Beton kann hohe Druckkräfte, jedoch nur wenig Zugspannung aufnehmen. Um seine Tragkraft durch Aufnahme von Zug- und Biegezugkräften zu erhöhen, erhält er eine Bewehrung. Das am häufigsten verwendete Bewehrungsmaterial ist Stahl in Form von Stäben, Matten, Bügeln oder Ankern – gerippt oder profiliert für eine optimale Verzahnung von Beton und Bewehrung. Häufig wird er mit korrosionshemmenden Beschichtungen wie Feuerverzinkung oder Epoxidharz versehen. Der im Beton enthaltene Zementstein schützt den Stahl durch ein alkalisches Milieu mit einem pH-Wert zwischen 12 und 14 zunächst vor Korrosion. Im Laufe der Zeit nimmt Beton jedoch Kohlensäure aus der Luft auf, karbonisiert und sein pH-Wert sinkt auf etwa 9. Ab einem pH-Wert von unter 10 ist der Schutz vor Korrosion bei Stahl nicht mehr gegeben. Die Folgen sind Rost und damit einhergehende Volumenvergrößerung bis hin zum Absprengen der Betonüberdeckung. Aggressive Umweltbedingungen wie Chloridkonzentrationen durch Meeresnähe, Autoabgase, Tausalz oder Chemiewerke lösen in Bewehrungen aus Baustahl zudem Lochfraßkorrosion aus. Von außen nicht sichtbar, führt durch Chlorid induzierte Korrosion zu Materialverlust, sodass der Stahlquerschnitt reduziert wird. Dadurch wird die Stabilität der Tragstrukturen von Brücken und Tunnelelementen gefährdet.
Bewehrung aus Edelstahl
Nichtrostende, bauaufsichtlich durch das Deutsche Institut für Bautechnik (DIBt) zugelassene Stähle trotzen Feuchtigkeit, Kohlensäure und Chloriden. Erreicht wird dies durch Legierungsanteile, die exakt auf die zu erwartenden Umweltbedingungen und den konkreten Einsatzzweck ausgelegt sind. Eine zusätzlich zum gewählten Legierungsgehalt gebeizte Oberfläche erhöht die Beständigkeit gegen Lochfraßkorrosion noch weiter. Nichtrostende hochlegierte Stähle enthalten mindestens 10,5 Prozent Chrom und maximal 1,2 Prozent Kohlenstoff. Bauaufsichtlich zugelassen und empfohlen sind beispielsweise die Werkstoffgüten 1.4301, 1.4429 sowie 1.4436 mit austenitischem Gefüge.
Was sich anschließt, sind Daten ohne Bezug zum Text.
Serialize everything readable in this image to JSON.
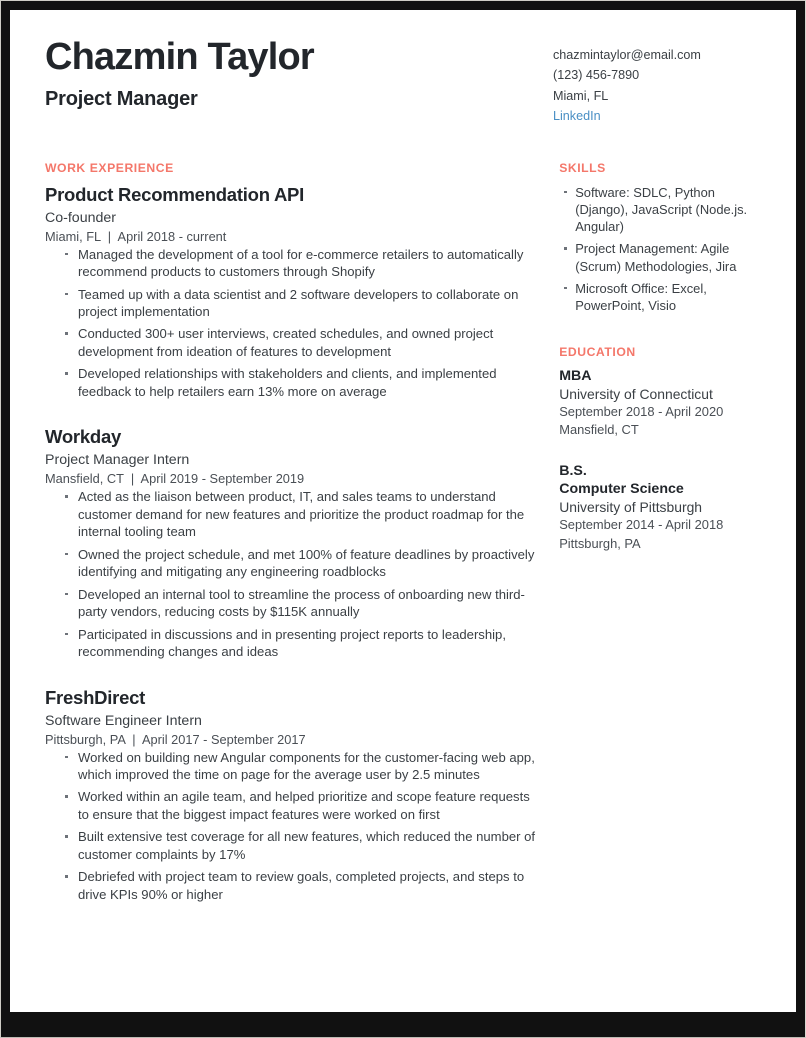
{
  "header": {
    "name": "Chazmin Taylor",
    "title": "Project Manager",
    "contact": {
      "email": "chazmintaylor@email.com",
      "phone": "(123) 456-7890",
      "location": "Miami, FL",
      "link_label": "LinkedIn",
      "link_color": "#4a8fc4"
    }
  },
  "accent_color": "#f4776a",
  "work": {
    "heading": "WORK EXPERIENCE",
    "jobs": [
      {
        "org": "Product Recommendation API",
        "role": "Co-founder",
        "meta": "Miami, FL  |  April 2018 - current",
        "bullets": [
          "Managed the development of a tool for e-commerce retailers to automatically recommend products to customers through Shopify",
          "Teamed up with a data scientist and 2 software developers to collaborate on project implementation",
          "Conducted 300+ user interviews, created schedules, and owned project development from ideation of features to development",
          "Developed relationships with stakeholders and clients, and implemented feedback to help retailers earn 13% more on average"
        ]
      },
      {
        "org": "Workday",
        "role": "Project Manager Intern",
        "meta": "Mansfield, CT  |  April 2019 - September 2019",
        "bullets": [
          "Acted as the liaison between product, IT, and sales teams to understand customer demand for new features and prioritize the product roadmap for the internal tooling team",
          "Owned the project schedule, and met 100% of feature deadlines by proactively identifying and mitigating any engineering roadblocks",
          "Developed an internal tool to streamline the process of onboarding new third-party vendors, reducing costs by $115K annually",
          "Participated in discussions and in presenting project reports to leadership, recommending changes and ideas"
        ]
      },
      {
        "org": "FreshDirect",
        "role": "Software Engineer Intern",
        "meta": "Pittsburgh, PA  |  April 2017 - September 2017",
        "bullets": [
          "Worked on building new Angular components for the customer-facing web app, which improved the time on page for the average user by 2.5 minutes",
          "Worked within an agile team, and helped prioritize and scope feature requests to ensure that the biggest impact features were worked on first",
          "Built extensive test coverage for all new features, which reduced the number of customer complaints by 17%",
          "Debriefed with project team to review goals, completed projects, and steps to drive KPIs 90% or higher"
        ]
      }
    ]
  },
  "skills": {
    "heading": "SKILLS",
    "items": [
      "Software: SDLC, Python (Django), JavaScript (Node.js. Angular)",
      "Project Management: Agile (Scrum) Methodologies, Jira",
      "Microsoft Office: Excel, PowerPoint, Visio"
    ]
  },
  "education": {
    "heading": "EDUCATION",
    "entries": [
      {
        "degree": "MBA",
        "degree2": "",
        "school": "University of Connecticut",
        "dates": "September 2018 - April 2020",
        "location": "Mansfield, CT"
      },
      {
        "degree": "B.S.",
        "degree2": "Computer Science",
        "school": "University of Pittsburgh",
        "dates": "September 2014 - April 2018",
        "location": "Pittsburgh, PA"
      }
    ]
  }
}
Stahlsorten mit austenitisch-ferritischem Gefüge, sogenannte Duplex-Stähle wie 1.4362, 1.4462, 1.4162, 1.4062 und 1.4410 kommen in Bauwerken, wo besondere Festigkeit und Korrosionsbeständigkeit gefordert sind, bevorzugt zum Einsatz. Für entmagnetisierte Bauteile, beispielsweise bei Forschungszentren oder für MRT-Räume in Kliniken, stehen zudem ausgewählte Werkstoffgüten als nichtrostender Bewehrungsstahl zur Verfügung. Zum Verbinden oder Flechten nichtrostender Bewehrungsstähle ist auch rostfreier Bindedraht erforderlich. Edelstahlbewehrungen sind durch die höheren Legierungsanteile teurer als üblicher Baustahl. Über die Lebensdauer betrachtet, wird der anfängliche Mehrpreis jedoch durch höhere Korrosionsbeständigkeit und damit erheblich längere Haltbarkeit mehr als ausgeglichen. Deshalb sind nichtrostende Bewehrungsstähle für Stahlbetonkonstruktionen, bei denen mit Korrosion aufgrund von Karbonisieren oder Chlorideintrag zu rechnen ist, stets erste Wahl. Das gilt auch für Objekte, wo Instandsetzungsarbeiten zu wirtschaftlich relevanten Beeinträchtigungen führen würden, für Bauwerke mit eingeschränkter Inspizierbarkeit sowie zur Vermeidung von Rostfahnen an Sichtbeton-Konstruktionen. Duplex-Stähle erlauben außerdem durch ihre hohe Festigkeit schlankere und leichtere Konstruktionen mit dünnerer Betondeckung.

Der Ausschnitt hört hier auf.